Ms. Caplan: One of the interesting things that emerged from the survey was that 83% of respondents said their oncologists provided emotional support, whereas 78% said that nurses provided such support. It’s interesting to see physicians hold that major role. It’s not so much a shared decision-making model, but one where the doctor tells the patient what’s going on.

Ms. Mayer: We didn’t ask directly about religious practices, but in terms of cultural norms, one of the things that struck me was that in Egypt, women felt less comfortable confiding in their physicians than in their nurses. We hypothesized this is because the physicians are generally male and the nurses are female. In a traditional Muslim culture, it may be difficult for women to talk openly with male doctors.

Dr. Oratz: One of the things that we learned is that women really do want access to clinical trials (see Sidebar, below). They understand that MBC is not curable, but there is also this understanding that a woman can live with MBC for many years with her symptoms well managed and without rapid progression of disease. They understand that treatment can be effective and that our best hope is to continue identifying new treatments. This came out in the survey from all women regardless of the number of clinical trials available to them.

Changing attitudesOncology News International: Breast cancer advocates have done a tremendous job of advancing public awareness of screening and early detection. Has that push been detrimental to MBC?

Ms. Mayer: In the developing world, there simply isn’t the level of breast cancer awareness that we have here. In the U.S., it all comes to a head in October: women with MBC feel as if they are not welcome in the pink parade, although this is beginning to change. The Metastatic Breast Cancer Network mounted a successful campaign and had October 13 declared as MBC Day in New York. These women are finally speaking up and saying, “Don’t treat us as your dirty little secret.”

Dr. Oratz: Even in our own language as healthcare providers, we say the patient progressed or the patient failed. The patient didn’t fail; the treatment failed. If the doctors and nurses are talking that way, that’s going to affect the way patients feel about themselves, as if there was a failure on their part to respond to treatment rather than a failure on the part of our medicine to do a better job for them.

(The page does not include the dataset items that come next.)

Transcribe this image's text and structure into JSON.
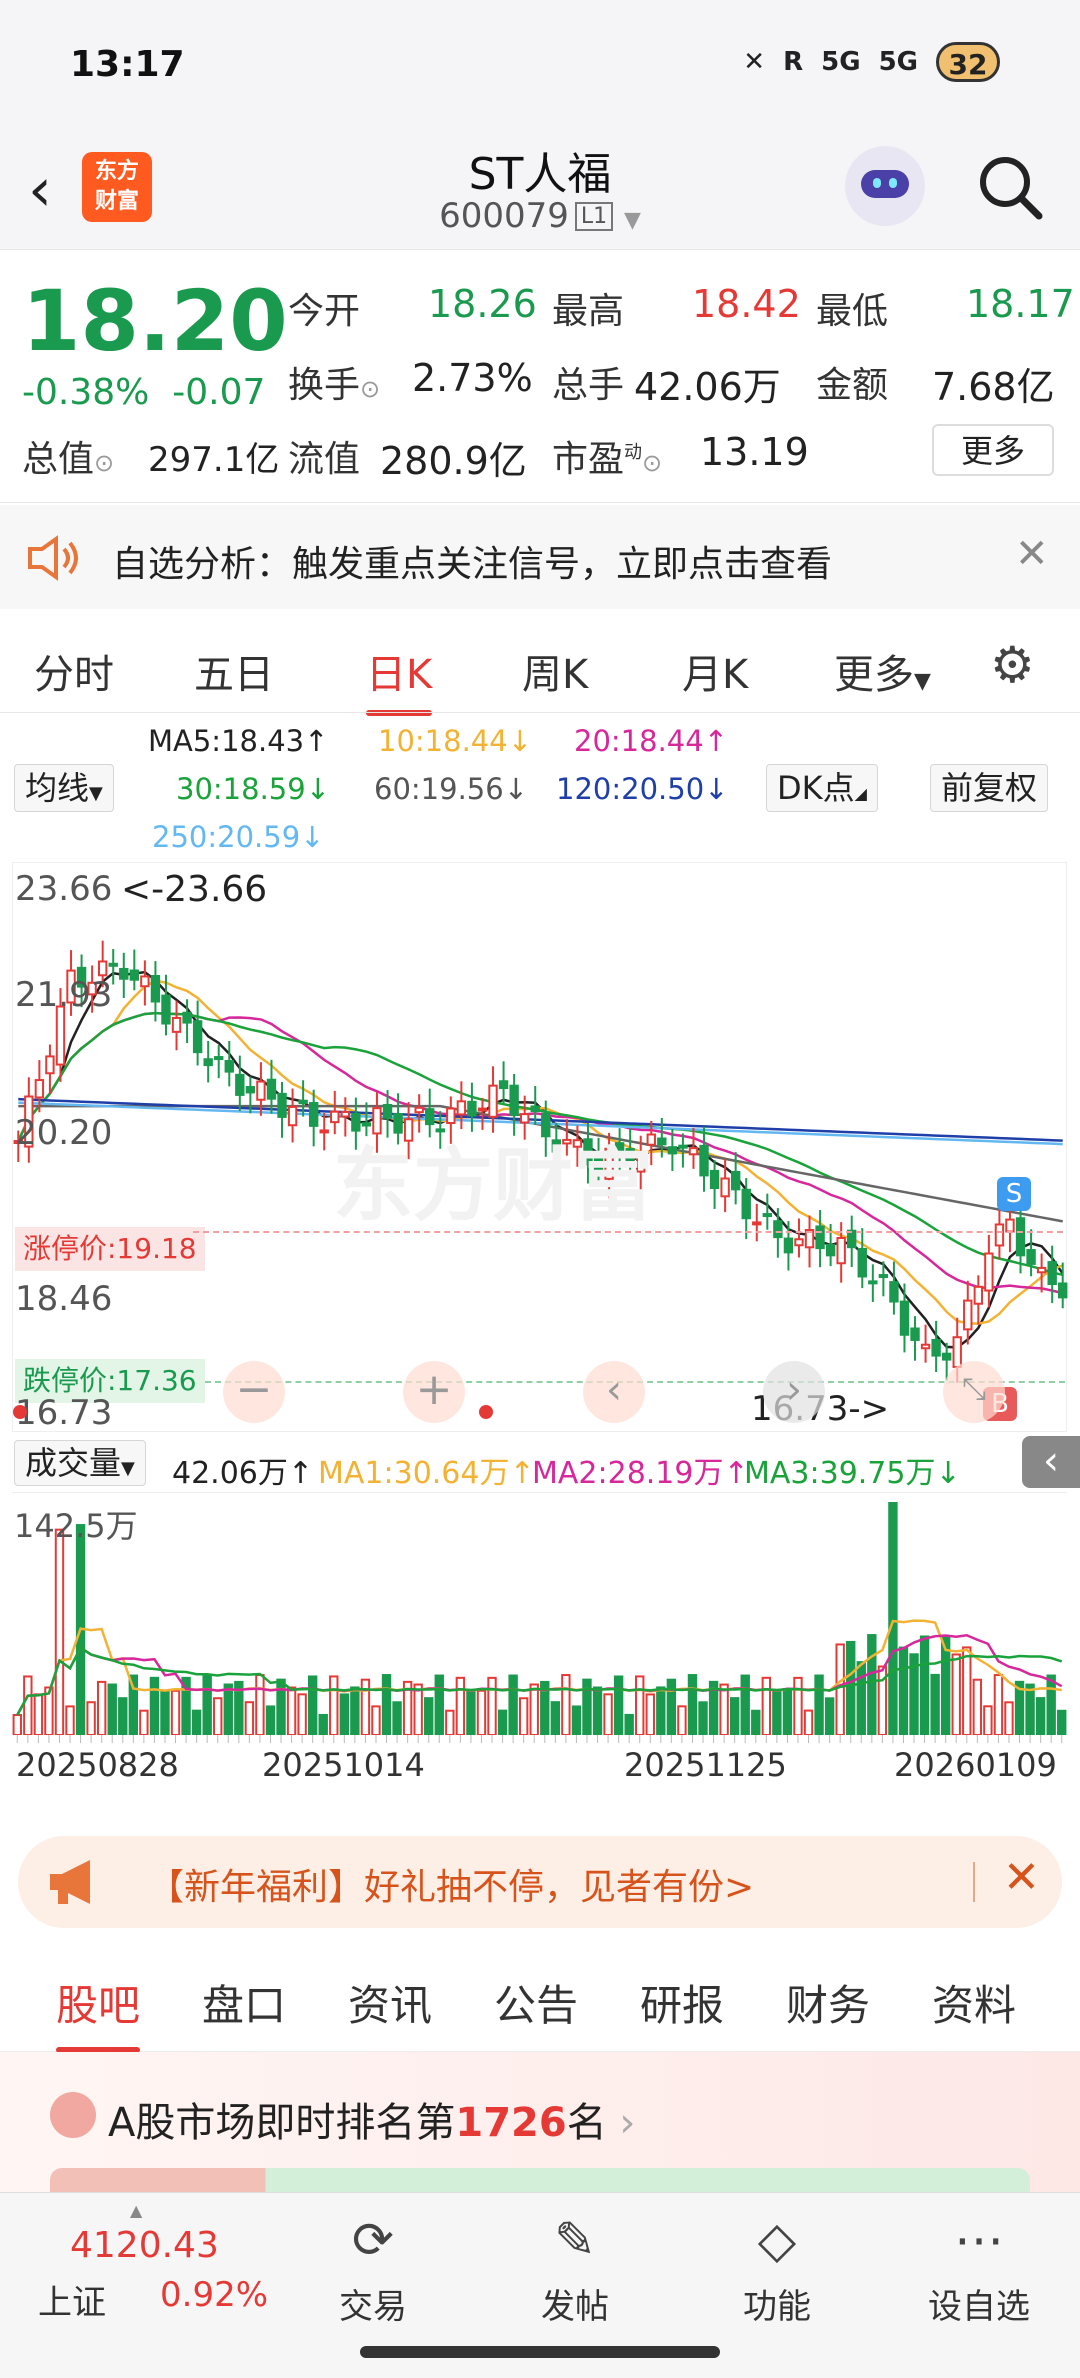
{
  "status": {
    "time": "13:17",
    "battery": "32",
    "net1": "5G",
    "net2": "5G",
    "roam": "R"
  },
  "header": {
    "title": "ST人福",
    "code": "600079",
    "level": "L1",
    "logo_line1": "东方",
    "logo_line2": "财富"
  },
  "quote": {
    "price": "18.20",
    "pct": "-0.38%",
    "chg": "-0.07",
    "open_label": "今开",
    "open": "18.26",
    "high_label": "最高",
    "high": "18.42",
    "low_label": "最低",
    "low": "18.17",
    "turnover_label": "换手",
    "turnover": "2.73%",
    "volume_label": "总手",
    "volume": "42.06万",
    "amount_label": "金额",
    "amount": "7.68亿",
    "mktcap_label": "总值",
    "mktcap": "297.1亿",
    "float_label": "流值",
    "float": "280.9亿",
    "pe_label": "市盈",
    "pe_sup": "动",
    "pe": "13.19",
    "more": "更多"
  },
  "notice": {
    "text": "自选分析：触发重点关注信号，立即点击查看"
  },
  "ktabs": [
    "分时",
    "五日",
    "日K",
    "周K",
    "月K",
    "更多"
  ],
  "ma": {
    "ma5": "MA5:18.43↑",
    "ma10": "10:18.44↓",
    "ma20": "20:18.44↑",
    "ma30": "30:18.59↓",
    "ma60": "60:19.56↓",
    "ma120": "120:20.50↓",
    "ma250": "250:20.59↓",
    "avg_select": "均线",
    "dk": "DK点",
    "adj": "前复权"
  },
  "chart": {
    "ylabels": [
      "23.66",
      "21.93",
      "20.20",
      "18.46",
      "16.73"
    ],
    "high_mark": "<-23.66",
    "low_mark": "16.73->",
    "limit_up": "涨停价:19.18",
    "limit_down": "跌停价:17.36",
    "sell_mark": "S",
    "buy_mark": "B"
  },
  "colors": {
    "up": "#e53935",
    "down": "#1a9a4e",
    "ma5": "#222222",
    "ma10": "#f2b233",
    "ma20": "#d6289b",
    "ma30": "#1aa33a",
    "ma60": "#666666",
    "ma120": "#1f3fa8",
    "ma250": "#63b8f2"
  },
  "chart_data": {
    "type": "candlestick",
    "ylim": [
      16.73,
      23.66
    ],
    "x_tick_labels": [
      "20250828",
      "20251014",
      "20251125",
      "20260109"
    ],
    "volume": {
      "label": "成交量",
      "current": "42.06万↑",
      "ma1": "MA1:30.64万↑",
      "ma2": "MA2:28.19万↑",
      "ma3": "MA3:39.75万↓",
      "max_label": "142.5万"
    }
  },
  "promo": {
    "text": "【新年福利】好礼抽不停，见者有份>"
  },
  "btabs": [
    "股吧",
    "盘口",
    "资讯",
    "公告",
    "研报",
    "财务",
    "资料"
  ],
  "rank": {
    "prefix": "A股市场即时排名第",
    "num": "1726",
    "suffix": "名"
  },
  "nav": {
    "index_value": "4120.43",
    "index_name": "上证",
    "index_pct": "0.92%",
    "trade": "交易",
    "post": "发帖",
    "func": "功能",
    "watch": "设自选"
  }
}
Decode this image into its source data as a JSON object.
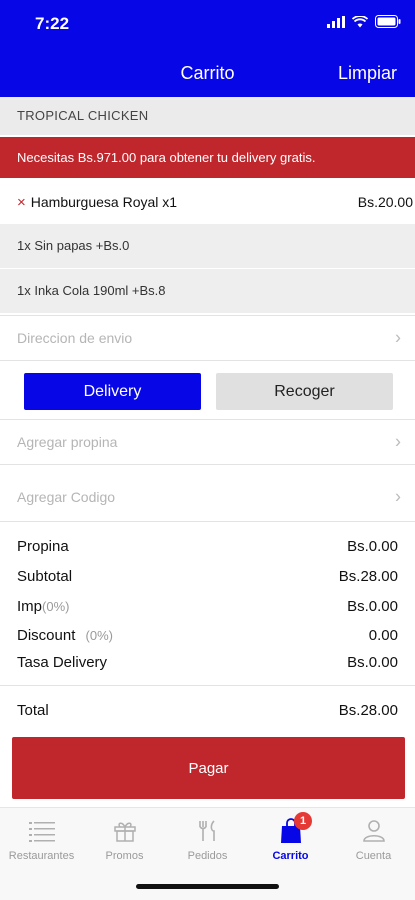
{
  "status_bar": {
    "time": "7:22"
  },
  "nav": {
    "title": "Carrito",
    "action": "Limpiar"
  },
  "restaurant": {
    "name": "TROPICAL CHICKEN"
  },
  "alert": {
    "text": "Necesitas Bs.971.00 para obtener tu delivery gratis."
  },
  "cart": {
    "item": {
      "remove_glyph": "×",
      "name": "Hamburguesa Royal x1",
      "price": "Bs.20.00"
    },
    "options": [
      "1x Sin papas +Bs.0",
      "1x Inka Cola 190ml +Bs.8"
    ]
  },
  "address": {
    "placeholder": "Direccion de envio"
  },
  "shipping": {
    "delivery_label": "Delivery",
    "pickup_label": "Recoger",
    "selected": "Delivery"
  },
  "tip": {
    "placeholder": "Agregar propina"
  },
  "code": {
    "placeholder": "Agregar Codigo"
  },
  "summary": {
    "propina": {
      "label": "Propina",
      "value": "Bs.0.00"
    },
    "subtotal": {
      "label": "Subtotal",
      "value": "Bs.28.00"
    },
    "imp": {
      "label": "Imp",
      "pct": "(0%)",
      "value": "Bs.0.00"
    },
    "discount": {
      "label": "Discount",
      "pct": "(0%)",
      "value": "0.00"
    },
    "tasa": {
      "label": "Tasa Delivery",
      "value": "Bs.0.00"
    },
    "total": {
      "label": "Total",
      "value": "Bs.28.00"
    }
  },
  "pay": {
    "label": "Pagar"
  },
  "tabs": [
    {
      "label": "Restaurantes",
      "icon": "list-icon"
    },
    {
      "label": "Promos",
      "icon": "gift-icon"
    },
    {
      "label": "Pedidos",
      "icon": "fork-knife-icon"
    },
    {
      "label": "Carrito",
      "icon": "bag-icon",
      "badge": "1"
    },
    {
      "label": "Cuenta",
      "icon": "user-icon"
    }
  ],
  "colors": {
    "brand_blue": "#0606e6",
    "accent_red": "#c0272d"
  }
}
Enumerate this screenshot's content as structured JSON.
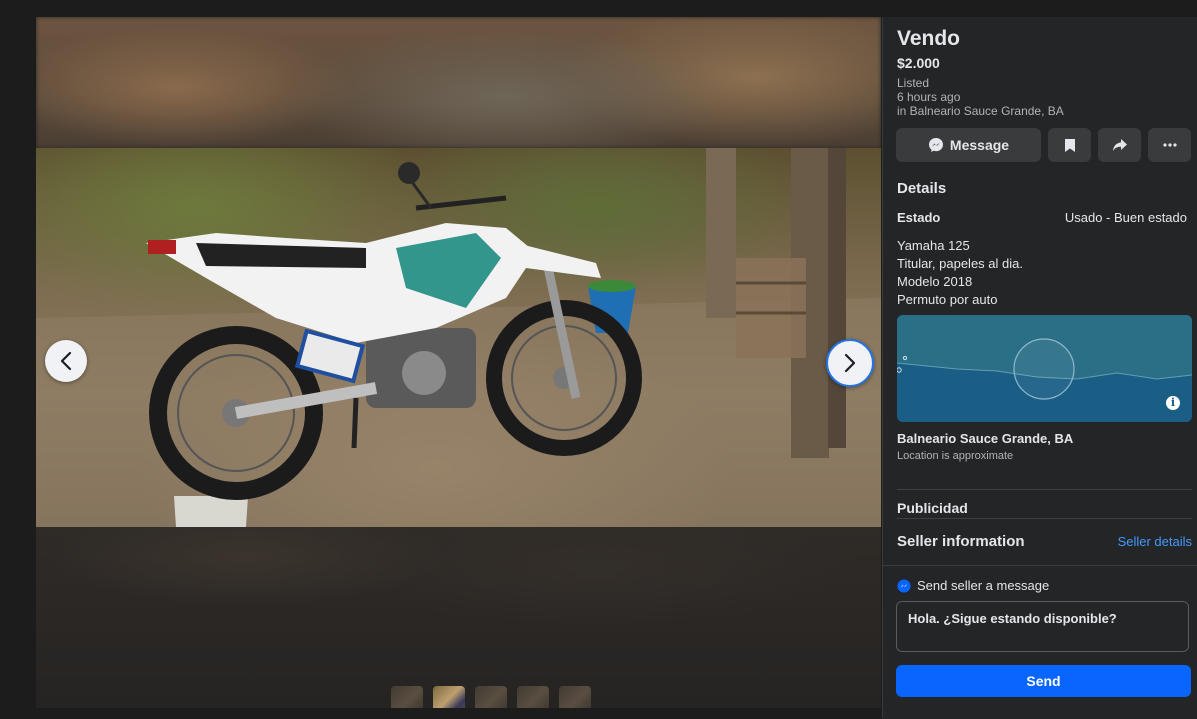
{
  "listing": {
    "title": "Vendo",
    "price": "$2.000",
    "listed_label": "Listed",
    "listed_ago": "6 hours ago",
    "listed_location": "in Balneario Sauce Grande, BA"
  },
  "actions": {
    "message_label": "Message",
    "save_icon": "bookmark-icon",
    "share_icon": "share-icon",
    "more_icon": "more-icon"
  },
  "details": {
    "heading": "Details",
    "condition_key": "Estado",
    "condition_value": "Usado - Buen estado",
    "description": [
      "Yamaha 125",
      "Titular, papeles al dia.",
      "Modelo 2018",
      "Permuto por auto"
    ]
  },
  "location": {
    "city": "Balneario Sauce Grande, BA",
    "note": "Location is approximate",
    "info_glyph": "i"
  },
  "sections": {
    "ads": "Publicidad",
    "seller_heading": "Seller information",
    "seller_link": "Seller details"
  },
  "composer": {
    "heading": "Send seller a message",
    "message": "Hola. ¿Sigue estando disponible?",
    "send_label": "Send"
  },
  "gallery": {
    "thumbnail_count": 5,
    "active_index": 1
  },
  "colors": {
    "accent": "#0866ff",
    "link": "#4599ff",
    "panel_bg": "#242526",
    "page_bg": "#1c1c1d"
  }
}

Future plans and final messageOncology News International: Have the results of the survey been shared with the participants and their healthcare providers?

Ms. Mayer: That’s one of the things that we are currently assessing: Where do we go with this information? How do we get this information back to the community, the women, the physicians, and out to the scientific and advocacy community to address the concerns that were raised by the women in the survey? We’re hoping that researchers will be intrigued by what we’ve done and will take it another step in their own countries.

Oncology News International: What is the main message that oncologists should take from the BRIDGE data?

Ms. Glennon: Among the respondents, 67% said that they were able to enjoy life, while 66% said that their lives had changed in a negative way. This is a complex experience for women. They are facing their mortality but they are also committed to living full lives.

Dr. Oratz: That doesn’t negate the fact that there should be a broader public discussion of MBC. These women are saying, “Why isn’t there more information out there about what we are experiencing?”

Ms. Mayer: Also, we can’t ignore the fact that there is still a larger group of unsurveyed patients out there who are not doing as well as the women we talked with. Healthcare providers need to think about reaching out to those women as well.